In other words, these insiders know and believe that offering these OPEN INTERESTS CONTRACTS, will eventually lead or entice the potential buyers to buy these PUTS, especially if Open Interest increases suddenly due to new information that may indicate a near term rise in that Company's, or that sectors VOLATILITY!
If you study the above graph, it shows that one of the open interest contracts is offering 399 of these potential PUTS.
I noticed this potential red flag information on a site, from Friday, that I usually visit that shows any and all unusual PUT Options that are being bought/sold. I printed that page out, but today that same page has different company symbols on there, and I couldn't get the original information from Friday which showed not only this company, but a few others that also are very suspicicious. They are suspicious because they are companies with Illuminati ties.
The following is what is found on the Willis Group Home website intro:

"We were founded in 1828. Measured by the calendar, Willis is the world’s oldest insurance broker. Measured by vitality, innovation and commitment to leading our industry in the 21st century, we consider ourselves the youngest.
Our origins lie in the early 19th century with the founding in London of three firms, Henry Willis & Co, Faber Brothers, and Dumas & Wylie. The first two merged in 1897 to form Willis, Faber & Co. Dumas & Wylie joined in 1928, creating the famous name of Willis, Faber & Dumas Limited.
R A Corroon & Co. Inc., was established in New York in 1905. In 1966 it merged with C R Black Jr Corporation. Of many subsequent amalgamations the most significant was with Synercon Corporation of Nashville in 1976.
In mid-1998 the Group's shareholders accepted an offer from the leveraged buy-out specialists Kohlberg Kravis Roberts, who took the company private. In 1999, the Group's operations amalgamated under one name Willis Group Limited. Willis returned to the New York Stock Exchange in 2001.
On October 1, 2008, Willis acquired Hilb Rogal & Hobbs, one of the largest insurance and risk management intermediaries in North America, in the largest industry deal of the decade.
In 2010, we published The Willis Cause , the distillation of what it means to be the world’s greatest insurance broker."
It is interesting to note how they are one of the biggest insurers in N.America by their own account. Why then would a few insiders be placing these PUTS on the company that expire on OCTOBER 20, 2012??? I BELIEVE THAT IF THESE ILLUMINATI INSIDERS DO KNOW SOMETHING, IT IS THAT THEY ARE EXPECTING MAJOR VOLATILITY BETWEEN NOW AND THE 20TH. WHY ELSE WOULD THEY PLACE THE EXPIRATION AROUND THIS TIME. IT ALSO APPEARS AS IF THEY ARE EXPECTING SOMETHING TO CAUSE THE WILLIS GROUP COMPANY TO EXPERIENCE PROBLEMS EITHER WITH COVERING THEIR INSURED CUSTOMERS, OR POSSIBLY SOMETHING WITH THE COMPANY ITSELF.

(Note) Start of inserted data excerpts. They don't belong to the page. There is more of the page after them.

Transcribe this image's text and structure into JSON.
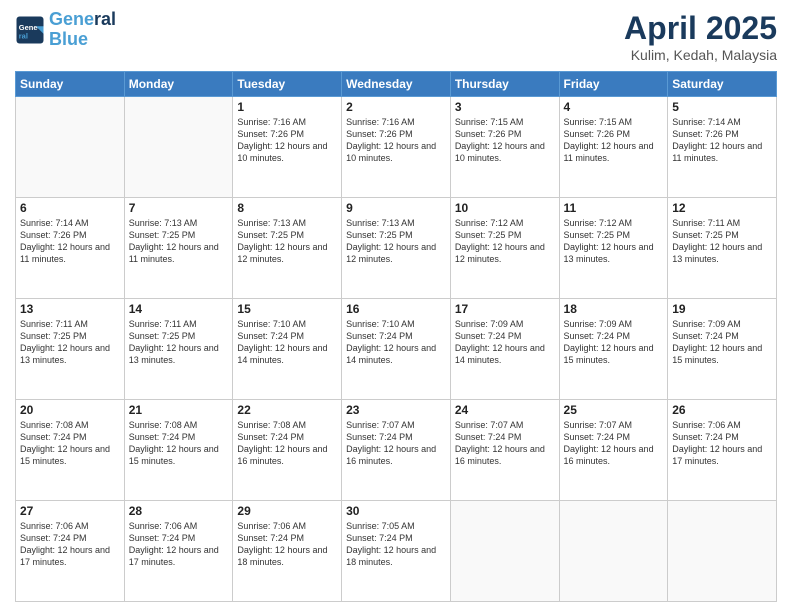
{
  "logo": {
    "line1": "General",
    "line2": "Blue"
  },
  "title": "April 2025",
  "subtitle": "Kulim, Kedah, Malaysia",
  "days_of_week": [
    "Sunday",
    "Monday",
    "Tuesday",
    "Wednesday",
    "Thursday",
    "Friday",
    "Saturday"
  ],
  "weeks": [
    [
      {
        "day": "",
        "info": ""
      },
      {
        "day": "",
        "info": ""
      },
      {
        "day": "1",
        "info": "Sunrise: 7:16 AM\nSunset: 7:26 PM\nDaylight: 12 hours and 10 minutes."
      },
      {
        "day": "2",
        "info": "Sunrise: 7:16 AM\nSunset: 7:26 PM\nDaylight: 12 hours and 10 minutes."
      },
      {
        "day": "3",
        "info": "Sunrise: 7:15 AM\nSunset: 7:26 PM\nDaylight: 12 hours and 10 minutes."
      },
      {
        "day": "4",
        "info": "Sunrise: 7:15 AM\nSunset: 7:26 PM\nDaylight: 12 hours and 11 minutes."
      },
      {
        "day": "5",
        "info": "Sunrise: 7:14 AM\nSunset: 7:26 PM\nDaylight: 12 hours and 11 minutes."
      }
    ],
    [
      {
        "day": "6",
        "info": "Sunrise: 7:14 AM\nSunset: 7:26 PM\nDaylight: 12 hours and 11 minutes."
      },
      {
        "day": "7",
        "info": "Sunrise: 7:13 AM\nSunset: 7:25 PM\nDaylight: 12 hours and 11 minutes."
      },
      {
        "day": "8",
        "info": "Sunrise: 7:13 AM\nSunset: 7:25 PM\nDaylight: 12 hours and 12 minutes."
      },
      {
        "day": "9",
        "info": "Sunrise: 7:13 AM\nSunset: 7:25 PM\nDaylight: 12 hours and 12 minutes."
      },
      {
        "day": "10",
        "info": "Sunrise: 7:12 AM\nSunset: 7:25 PM\nDaylight: 12 hours and 12 minutes."
      },
      {
        "day": "11",
        "info": "Sunrise: 7:12 AM\nSunset: 7:25 PM\nDaylight: 12 hours and 13 minutes."
      },
      {
        "day": "12",
        "info": "Sunrise: 7:11 AM\nSunset: 7:25 PM\nDaylight: 12 hours and 13 minutes."
      }
    ],
    [
      {
        "day": "13",
        "info": "Sunrise: 7:11 AM\nSunset: 7:25 PM\nDaylight: 12 hours and 13 minutes."
      },
      {
        "day": "14",
        "info": "Sunrise: 7:11 AM\nSunset: 7:25 PM\nDaylight: 12 hours and 13 minutes."
      },
      {
        "day": "15",
        "info": "Sunrise: 7:10 AM\nSunset: 7:24 PM\nDaylight: 12 hours and 14 minutes."
      },
      {
        "day": "16",
        "info": "Sunrise: 7:10 AM\nSunset: 7:24 PM\nDaylight: 12 hours and 14 minutes."
      },
      {
        "day": "17",
        "info": "Sunrise: 7:09 AM\nSunset: 7:24 PM\nDaylight: 12 hours and 14 minutes."
      },
      {
        "day": "18",
        "info": "Sunrise: 7:09 AM\nSunset: 7:24 PM\nDaylight: 12 hours and 15 minutes."
      },
      {
        "day": "19",
        "info": "Sunrise: 7:09 AM\nSunset: 7:24 PM\nDaylight: 12 hours and 15 minutes."
      }
    ],
    [
      {
        "day": "20",
        "info": "Sunrise: 7:08 AM\nSunset: 7:24 PM\nDaylight: 12 hours and 15 minutes."
      },
      {
        "day": "21",
        "info": "Sunrise: 7:08 AM\nSunset: 7:24 PM\nDaylight: 12 hours and 15 minutes."
      },
      {
        "day": "22",
        "info": "Sunrise: 7:08 AM\nSunset: 7:24 PM\nDaylight: 12 hours and 16 minutes."
      },
      {
        "day": "23",
        "info": "Sunrise: 7:07 AM\nSunset: 7:24 PM\nDaylight: 12 hours and 16 minutes."
      },
      {
        "day": "24",
        "info": "Sunrise: 7:07 AM\nSunset: 7:24 PM\nDaylight: 12 hours and 16 minutes."
      },
      {
        "day": "25",
        "info": "Sunrise: 7:07 AM\nSunset: 7:24 PM\nDaylight: 12 hours and 16 minutes."
      },
      {
        "day": "26",
        "info": "Sunrise: 7:06 AM\nSunset: 7:24 PM\nDaylight: 12 hours and 17 minutes."
      }
    ],
    [
      {
        "day": "27",
        "info": "Sunrise: 7:06 AM\nSunset: 7:24 PM\nDaylight: 12 hours and 17 minutes."
      },
      {
        "day": "28",
        "info": "Sunrise: 7:06 AM\nSunset: 7:24 PM\nDaylight: 12 hours and 17 minutes."
      },
      {
        "day": "29",
        "info": "Sunrise: 7:06 AM\nSunset: 7:24 PM\nDaylight: 12 hours and 18 minutes."
      },
      {
        "day": "30",
        "info": "Sunrise: 7:05 AM\nSunset: 7:24 PM\nDaylight: 12 hours and 18 minutes."
      },
      {
        "day": "",
        "info": ""
      },
      {
        "day": "",
        "info": ""
      },
      {
        "day": "",
        "info": ""
      }
    ]
  ]
}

JUST AS PRE 911, A HANDFUL OF PEOPLE ARE IN THE KNOW, AND THE REST WILL BE LEFT HOLDING THE BAG. OVER THE NEXT FEW DAYS I WOULD SUGGEST VISITING THE LINK I POSTED ABOVE TO SEE THE INCREASE IN OPEN INTEREST CONTRACTS THAT BUYERS WILL BE BUYING IF IN FACT THEY KNOW SOMETHING THE REST OF US DON'T.
http://theintelhub.com/2011/05/30/will-there-be-a-new-false-flag-attack-in-chicagos-sears-tower/

Here are the other companies that on Friday also had a major rise in volume regarding put options:

EWL, AVX, EFV, AFCE, BWX, TLLP, BTH, WSH (Willis Group), IDT, and EQU. There are a few others but these are the ones that have the biggest jump in volume in one day, and I'm pretty sure their contracts expire around the same time as Willis Groups'.